Abstract

Supervaluational theories of vagueness have achieved considerable popularity in the past decades, as seen in eg [5], [12]. This popularity is only natural; supervaluations let us retain much of the power and simplicity of classical logic, while avoiding the commitment to strict bivalence that strikes many as implausible. Like many nonclassical logics, the supervaluationist system SP has a natural dual, the subvaluationist system SB, explored in eg [6], [28].1 As is usual for such dual systems, the classical features of SP (typically viewed as benefits) appear in SB in ‘mirror-image’ form, and the nonclassical features of SP (typically viewed as costs) also appear in SB in ‘mirror-image’ form. Given this circumstance, it can be difficult to decide which of two dual systems is better suited for an approach to vagueness.2 The present paper starts from a consideration of these two approaches— the supervaluational and the subvaluational—and argues that neither of them is well-positioned to give a sensible logic for vague language. §2 presents the systems SP and SB and argues against their usefulness.
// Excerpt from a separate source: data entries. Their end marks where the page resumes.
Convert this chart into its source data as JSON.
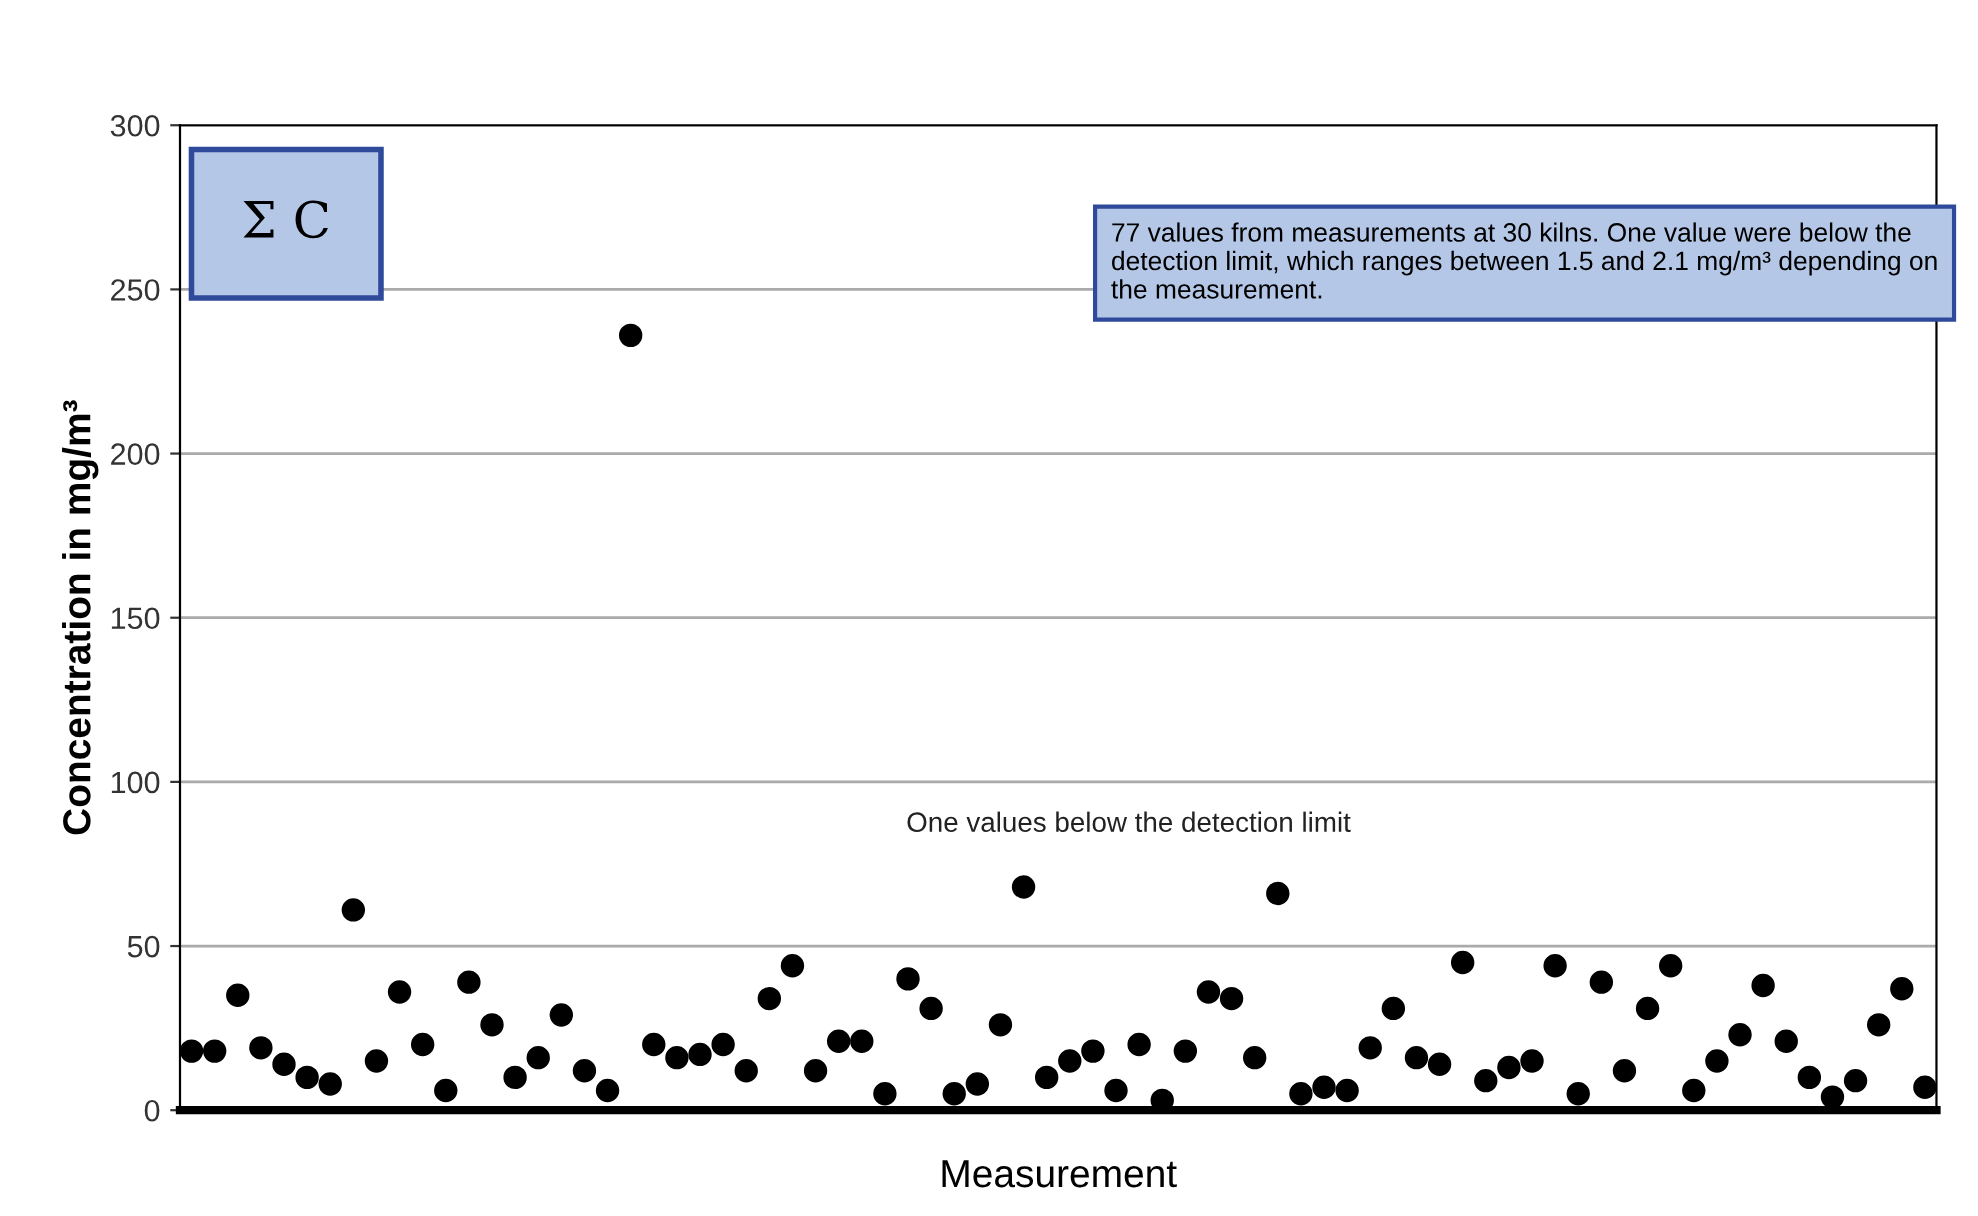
{
  "chart_data": {
    "type": "scatter",
    "title": "Σ C",
    "xlabel": "Measurement",
    "ylabel": "Concentration in mg/m³",
    "categories": [
      null,
      null,
      null,
      null,
      null,
      null,
      null,
      null,
      null,
      null,
      null,
      null,
      null,
      null,
      null,
      null,
      null,
      null,
      null,
      null,
      null,
      null,
      null,
      null,
      null,
      null,
      null,
      null,
      null,
      null,
      null,
      null,
      null,
      null,
      null,
      null,
      null,
      null,
      null,
      null,
      null,
      null,
      null,
      null,
      null,
      null,
      null,
      null,
      null,
      null,
      null,
      null,
      null,
      null,
      null,
      null,
      null,
      null,
      null,
      null,
      null,
      null,
      null,
      null,
      null,
      null,
      null,
      null,
      null,
      null,
      null,
      null,
      null,
      null,
      null,
      null
    ],
    "series": [
      {
        "color": "#000000",
        "values": [
          18,
          18,
          35,
          19,
          14,
          10,
          8,
          61,
          15,
          36,
          20,
          6,
          39,
          26,
          10,
          16,
          29,
          12,
          6,
          236,
          20,
          16,
          17,
          20,
          12,
          34,
          44,
          12,
          21,
          21,
          5,
          40,
          31,
          5,
          8,
          26,
          68,
          10,
          15,
          18,
          6,
          20,
          3,
          18,
          36,
          34,
          16,
          66,
          5,
          7,
          6,
          19,
          31,
          16,
          14,
          45,
          9,
          13,
          15,
          44,
          5,
          39,
          12,
          31,
          44,
          6,
          15,
          23,
          38,
          21,
          10,
          4,
          9,
          26,
          37,
          7
        ]
      }
    ],
    "ylim": [
      0,
      300
    ],
    "yticks": [
      0,
      50,
      100,
      150,
      200,
      250,
      300
    ],
    "grid": "y",
    "marker": "circle",
    "legend": false,
    "annotations": [
      "77 values from measurements at 30 kilns. One value were below the detection limit, which ranges between 1.5 and 2.1 mg/m³ depending on the measurement.",
      "One values below the detection limit"
    ]
  }
}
Even if we suppose that the general picture of vague language they are often taken to embody is accurate, we ought not arrive at systems like SP and SB. Instead, such a picture should lead us to truth-functional systems like strong Kleene logic (K3) or its dual LP. §3 presents these systems, and argues that supervaluationist and subvaluationist understandings of language are better captured there; in particular, that a dialetheic approach to vagueness based on the logic LP is a more sensible approach. §4 goes on to consider the phenomenon of higher-order vagueness within an LP-based approach, and §5 closes with a consideration of the sorites argument itself.